Il y a quelques jours à peine le referendum irlandais a surgi «à la une» des médias comme un véritable diable sortant d’une boîte. Comme s’il s’agissait d’une surprise. Alors que l’on connaissait de longue date l’existence de cette exception irlandaise qui permet au peuple de se prononcer directement sur le Traité de Lisbonne, à l’inverse des 26 autres états membres où ce sont les parlements qui décident, ce qui n’est d’ailleurs pas nécessairement moins démocratique, à condition, bien sûr, qu’un véritable débat ait lieu non seulement dans l’enceinte parlementaire mais dans aussi dans la société. Vous conviendrez que de ce point de vue, on est loin du compte ! Non, la surprise n’est donc pas la consultation irlandaise mais l’éventualité qu’elle débouche sur un rejet du Traité censé débloquer le fonctionnement institutionnel de l’Union.

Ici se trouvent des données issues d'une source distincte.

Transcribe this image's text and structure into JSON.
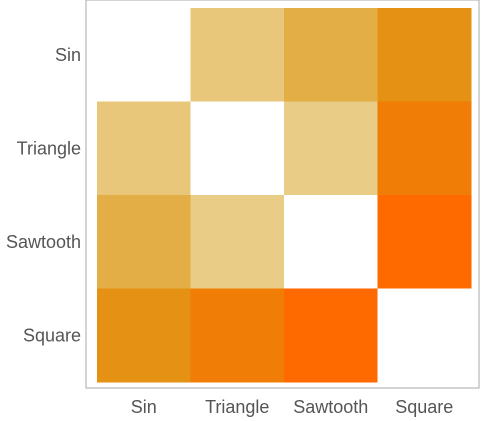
{
  "chart_data": {
    "type": "heatmap",
    "title": "",
    "xlabel": "",
    "ylabel": "",
    "rows": [
      "Sin",
      "Triangle",
      "Sawtooth",
      "Square"
    ],
    "columns": [
      "Sin",
      "Triangle",
      "Sawtooth",
      "Square"
    ],
    "values": [
      [
        0,
        0.25,
        0.5,
        0.7
      ],
      [
        0.25,
        0,
        0.2,
        0.85
      ],
      [
        0.5,
        0.2,
        0,
        1.0
      ],
      [
        0.7,
        0.85,
        1.0,
        0
      ]
    ],
    "diagonal_blank": true,
    "grid": false,
    "colors": {
      "low": "#ede0b0",
      "high": "#ff6a00",
      "blank": "#ffffff",
      "frame": "#aaaaaa"
    }
  }
}
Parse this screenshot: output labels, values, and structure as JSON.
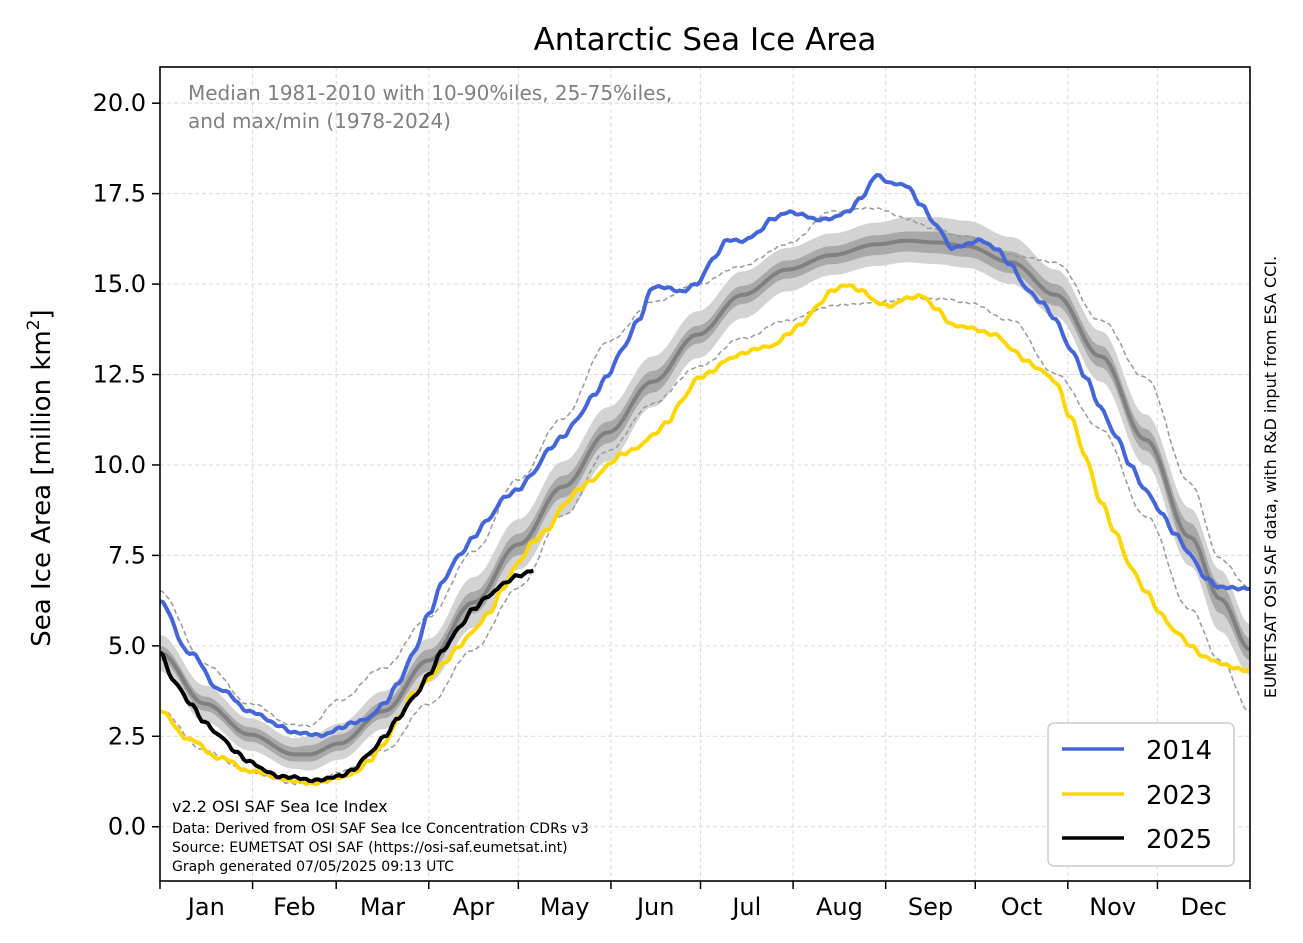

C’est que la campagne référendaire irlandaise exhale un parfum connu. Incompréhension et donc méfiance vis à vis d’un texte illisible, critiques contradictoires qui marient souverainistes de gauche et ultra catholiques pro avortement, syndicats et partisans du dumping fiscal, mais aussi et peut-être surtout défiance populaire en proie au mépris des élites et sentiment, face aux effets de la mondialisation, d’être dépossédé de son avenir alors que c’est au contraire une protection qui est espérée. Autant d’éléments qui ont nourri en 2005 le rejet français et hollandais du projet de Constitution européenne. De là à imaginer que les mêmes effets, produisent les mêmes causes… on verra demain.
En tous cas, tout se déroule comme si les dirigeants de l’Union européenne — dont on conviendra qu’ils ne sont jamais que la somme des dirigeants nationaux et l’addition de leurs rapports de force — tout se déroule comme s’ils n’avaient retenu aucune leçon de 2005.
Car, en fin de compte, le Traité de Lisbonne s’est concocté dans une cuisine quasi clandestine. On a mis le couvercle sur la casserole, le bouillon institutionnel s’est réduit à la cuisson mais les ingrédients sont restés identiques et surtout il ne fallait pas parler de la recette. Les citoyens étaient priés d’avaler le met sans autre choix et sans rouspétance. Surtout pas de vague, pas de débat inconsidéré : voilà le menu de Lisbonne et « passez muscade »…
Quelle que soit l’issue du referendum irlandais, il restera cette évidence jusqu’ici négligée par les gouvernants: les gouvernés ne peuvent adhérer à un projet aussi fondamental que celui de l’Union Européenne que s’ils en sont considérés comme de véritables acteurs avec leurs droits de débattre, de critiquer, voire de refuser la manière dont il est conduit.